After a new home was selected for the county’s ballot-processing center, it didn’t take long to discover serpent and serpent skeletons.
“When people said that getting into government was full of snakes, I didn’t know that they meant it literally,” Cache County Clerk Jess Bradfield joked. “Nobody wants to go into an election center, and have a snake, crawling up your leg.”
Bradfield said getting into a new space for county ballots is already late in the game even though the process ahas been in the works for approximately a year and a half.
“Where we previously processed ballots was really almost a closet,” Bradfield said. The new location is at the Logan-Cache Airport which the county hopes to retain for the foreseeable future, but also where there was a snake problem.

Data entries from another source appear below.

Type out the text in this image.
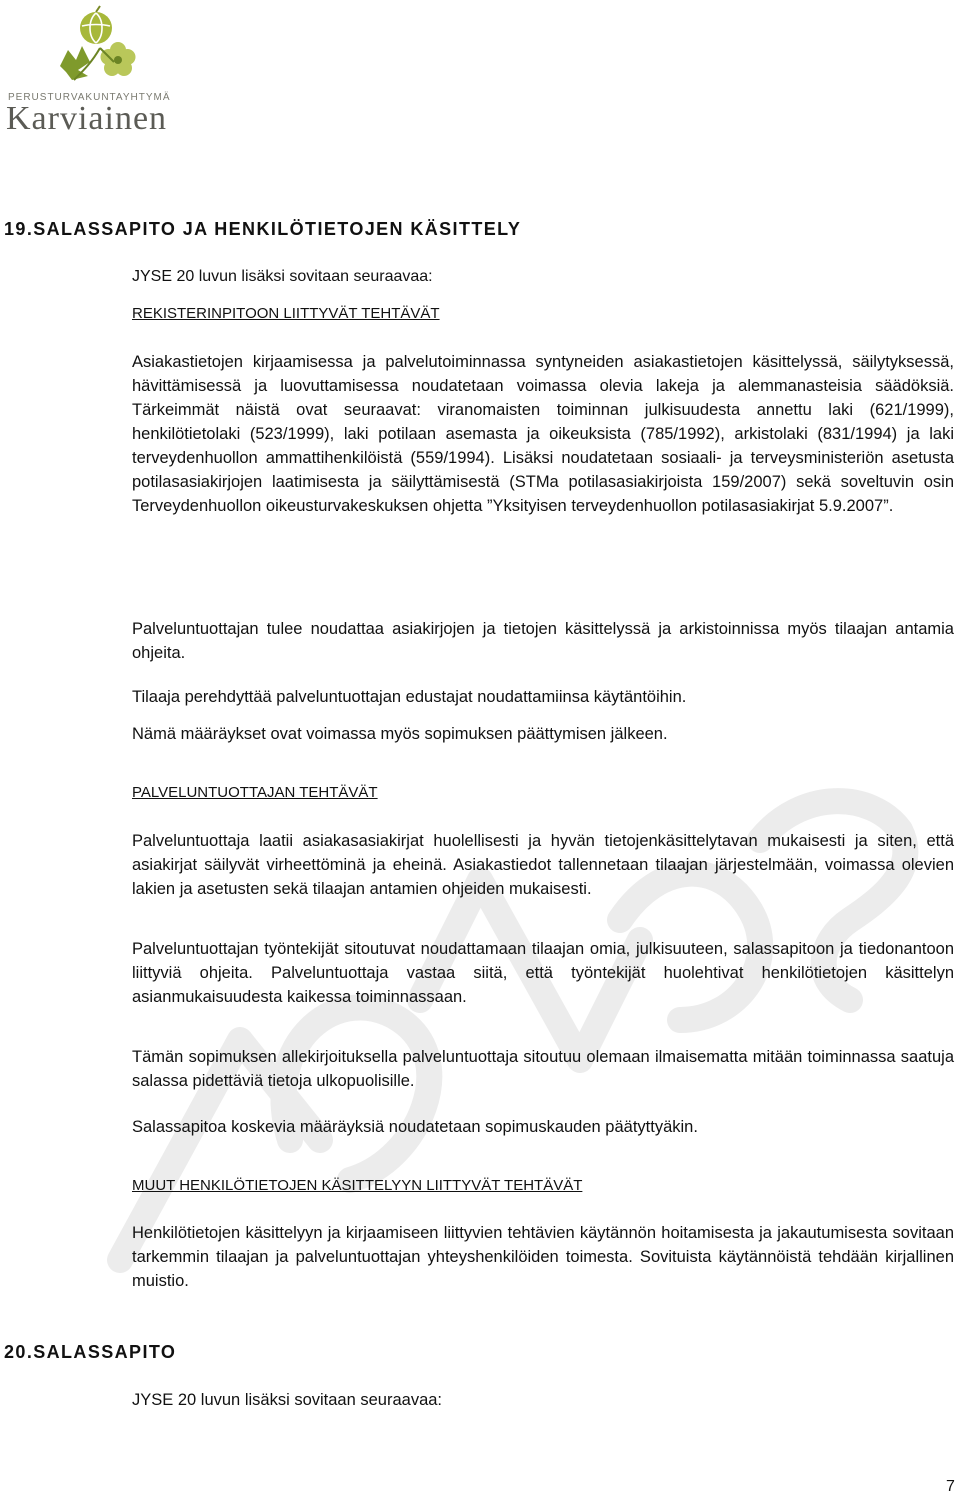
PERUSTURVAKUNTAYHTYMÄ
Karviainen
19.SALASSAPITO JA HENKILÖTIETOJEN KÄSITTELY
JYSE 20 luvun lisäksi sovitaan seuraavaa:
REKISTERINPITOON LIITTYVÄT TEHTÄVÄT
Asiakastietojen kirjaamisessa ja palvelutoiminnassa syntyneiden asiakastietojen käsittelyssä, säilytyksessä, hävittämisessä ja luovuttamisessa noudatetaan voimassa olevia lakeja ja alemmanasteisia säädöksiä. Tärkeimmät näistä ovat seuraavat: viranomaisten toiminnan julkisuudesta annettu laki (621/1999), henkilötietolaki (523/1999), laki potilaan asemasta ja oikeuksista (785/1992), arkistolaki (831/1994) ja laki terveydenhuollon ammattihenkilöistä (559/1994). Lisäksi noudatetaan sosiaali- ja terveysministeriön asetusta potilasasiakirjojen laatimisesta ja säilyttämisestä (STMa potilasasiakirjoista 159/2007) sekä soveltuvin osin Terveydenhuollon oikeusturvakeskuksen ohjetta ”Yksityisen terveydenhuollon potilasasiakirjat 5.9.2007”.
Palveluntuottajan tulee noudattaa asiakirjojen ja tietojen käsittelyssä ja arkistoinnissa myös tilaajan antamia ohjeita.
Tilaaja perehdyttää palveluntuottajan edustajat noudattamiinsa käytäntöihin.
Nämä määräykset ovat voimassa myös sopimuksen päättymisen jälkeen.
PALVELUNTUOTTAJAN TEHTÄVÄT
Palveluntuottaja laatii asiakasasiakirjat huolellisesti ja hyvän tietojenkäsittelytavan mukaisesti ja siten, että asiakirjat säilyvät virheettöminä ja eheinä. Asiakastiedot tallennetaan tilaajan järjestelmään, voimassa olevien lakien ja asetusten sekä tilaajan antamien ohjeiden mukaisesti.
Palveluntuottajan työntekijät sitoutuvat noudattamaan tilaajan omia, julkisuuteen, salassapitoon ja tiedonantoon liittyviä ohjeita. Palveluntuottaja vastaa siitä, että työntekijät huolehtivat henkilötietojen käsittelyn asianmukaisuudesta kaikessa toiminnassaan.
Tämän sopimuksen allekirjoituksella palveluntuottaja sitoutuu olemaan ilmaisematta mitään toiminnassa saatuja salassa pidettäviä tietoja ulkopuolisille.
Salassapitoa koskevia määräyksiä noudatetaan sopimuskauden päätyttyäkin.
MUUT HENKILÖTIETOJEN KÄSITTELYYN LIITTYVÄT TEHTÄVÄT
Henkilötietojen käsittelyyn ja kirjaamiseen liittyvien tehtävien käytännön hoitamisesta ja jakautumisesta sovitaan tarkemmin tilaajan ja palveluntuottajan yhteyshenkilöiden toimesta. Sovituista käytännöistä tehdään kirjallinen muistio.
20.SALASSAPITO
JYSE 20 luvun lisäksi sovitaan seuraavaa:
7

“We were like ‘Oh there were snakes here. That’s so random,’ Chief Deputy Clerk Bryson Behm said. Then more turned up in mouse traps.
“We caught like six snakes and they’re pretty good in size. They’re gardener snakes, so nothing terrible, but you know, they’re still snakes.”
The building previously held equipment for the a search and rescue team.
“We actually had one employee who was walking around, and a snake had just happened to look out from the wall, and look out from under the wall, and say hello, and that freaked her out,” Bradfield said.
“Yeah, we knew that there were a lot of snakes at that point when we started to see them, coming out of the walls, coming out of the doors, any holes that were there.
An effort has been made to get the unwanted animals out of the facility’s walls and to seal up entry points.
“And as I was showing them the gaps, we were looking at the ceiling and we noticed that there was actually a snake hanging from the ceiling.”
As those who fear snakes can imagine, some poll workers have said they will not work in the the facility until the snakes are gone. But with primaries in June, the county is down to the wire.
With a compressed schedule an effort is underway to shore up the building against serpentine invaders and to relocate some of them to an area nearby.